Mastered from the original master tapes and limited to 3,000 copies, this mono hybrid SACD reissue illuminates Dylan's emotional condition – he laughs in the midst of songs, experiences a few false starts, hits a couple of bum notes, occasionally sings as if he's stumbling down a Manhattan sidewalk after having one too many at a smoky pub, prizes rawness over perfection – with microscopic accuracy and unparalleled directness. The preferred mix at the time of the recording, the mono version presents Dylan as he and his producers originally intended. Since the separation of the stereo versions isn't as sharp, this mono edition places Dylan's vocals in the heart of the musical action and as one with the accompaniment. It paints listeners an incredibly accurate portrait of the attention-getting, concrete mass of sound that features no artificial panning and straight-ahead immersion into the music. This is how almost everyone first heard this timeless album – making the mono mix all the more historically valuable and truthful.
The uninhibited joie de vive is discernible in the rattling piano lines on "Black Crow Blues," seemingly subconscious ramble of the hysterical folk rhyming of "Motorpsycho Nightmare," bluesy dream sequencing throughout "I Don't Believe You," and intentionally out-of-tune yodeling during "All I Really Want to Do." On a majority of the prized set, Dylan lets his guard down, but does so in clever manners that speak to his surrealist imagination and biting wit. He possesses the rare ability to make planned strategies appear spontaneous, to challenge audiences with stinting wordplay and minimalist melodies that provide a deceptive false security.
And so the apparently autobiographical and self-aware "My Back Pages," one of the earliest examples of Dylan's immersion into symbolist prose and abstract metaphor, remains controversial for its on-the-surface denouncement of his earlier condemnations of social institutions and injustices. Peeled back, the tune is a brilliant release – an essential escape hatch for Dylan to both relieve himself of unneeded pressures and distance himself from pundits. As an indelible piece of art, it succeeds in masquerading obvious meaning while simultaneously forcing listeners to question their own actions.

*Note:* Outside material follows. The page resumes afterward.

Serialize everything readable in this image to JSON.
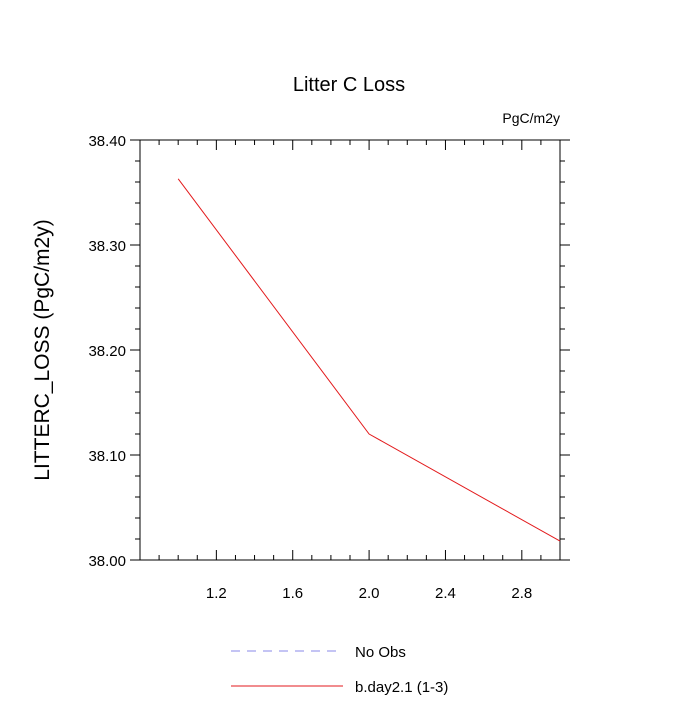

As is the trifecta of relationship-themed compositions that closes the record, as well as the eternal "Chimes of Freedom," the standard that journalist Paul Williams dubbed Dylan's "Sermon on the Mount." Its inseparable conjunction of apocalyptic imagery, personal emotion, allusive lyricism, balladic alliteration, and inclusive sympathy signaled that, having already eviscerated the rules associated with pop and folk music, Dylan had just begun his assault on our consciousness, making Another Side of Bob Dylan that much more mysterious, unequivocal, and requisite.